Tuesday, March 17, 2009

Maureen The Irish Rose

In honor of St Patricks Day, Maureen Dowd gave an interview with her sister to the Irish Times website. She also unearthed this photo of her at the age of two that appeared in the Washington Post. What a cute shamrock on her dress.

In the article, she talks about the Irish lad that got away:

Somewhere in Australia there's an Irish lad called Rowan McCormick who broke Maureen Dowd's heart. When she went back in the early 1970s to visit her homestead in County Clare, hard by the majestic Cliffs of Moher, she met him and fell madly in love.

{snip}

Sadly, like most summer romances, Dowd’s didn’t work out, and her beau departed for Australia. But when she was Down Under a few years back on a book tour she put out an all points bulletin and he came running.

Alas, he was married now and settled down. Dowd still sounds disappointed.
The Dowd patriarch nearly didn't make it to America from Ireland:
Michael from Clare was the son of a poor farmer in a poor country, the second child in the family named Michael after the first died. He was booked on the Titanic in 1914, but his mother cried all night and he couldn’t leave her.
Once in America, her dad became a cop that hung around a neighborhood bar (no Irish stereotypes at work there) where he found love:
The cop and the barkeep's daughter were both champion Irish step dancers.
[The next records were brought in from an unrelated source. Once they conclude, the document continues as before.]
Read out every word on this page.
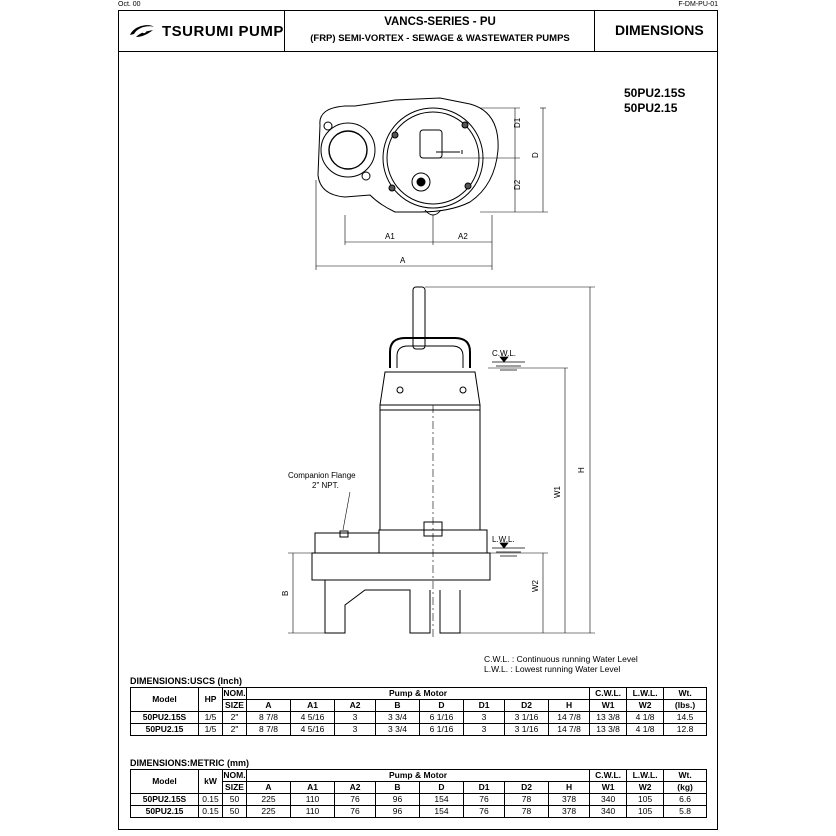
Oct. 00	F-DM-PU-01
TSURUMI PUMP
VANCS-SERIES - PU
(FRP) SEMI-VORTEX - SEWAGE & WASTEWATER PUMPS
DIMENSIONS
50PU2.15S
50PU2.15
D1
D2
D
A1	A2
A
H
W1
W2
B
C.W.L.
L.W.L.
Companion Flange
2" NPT.
C.W.L. : Continuous running Water Level
L.W.L. : Lowest running Water Level
DIMENSIONS:USCS (Inch)
Model	HP	NOM.	Pump & Motor								C.W.L.	L.W.L.	Wt.
		SIZE	A	A1	A2	B	D	D1	D2	H	W1	W2	(lbs.)
50PU2.15S	1/5	2"	8 7/8	4 5/16	3	3 3/4	6 1/16	3	3 1/16	14 7/8	13 3/8	4 1/8	14.5
50PU2.15	1/5	2"	8 7/8	4 5/16	3	3 3/4	6 1/16	3	3 1/16	14 7/8	13 3/8	4 1/8	12.8
DIMENSIONS:METRIC (mm)
Model	kW	NOM.	Pump & Motor								C.W.L.	L.W.L.	Wt.
		SIZE	A	A1	A2	B	D	D1	D2	H	W1	W2	(kg)
50PU2.15S	0.15	50	225	110	76	96	154	76	78	378	340	105	6.6
50PU2.15	0.15	50	225	110	76	96	154	76	78	378	340	105	5.8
In 1934 they married; the age difference was 18 years. They raised five kids together – Maureen, the youngest, Michael, Martin, Kevin and Peggy.
From her mother's side, angry politics runs in Maureen's blood:
Her mother was an Irish rebel. In the 1970s Peggy Dowd led a demonstration at the British Embassy after Bloody Sunday when 14 were shot by British forces in Derry. To her eternal satisfaction the then British ambassador had to sneak in through the underground garage.
A tradition she carries on:
The old Irish rebel still lives on in the daughter. Mike Quill, the great union leader and 1920s IRA activist, is alleged to have told the immigration man letting him into America that, “if there’s a government here I’m against it.” Sometimes it seems Maureen feels that way too.
Ain't that the truth. So on this Saint Paddy's Day, raise a pint and toast "Maureen Go Bragh!"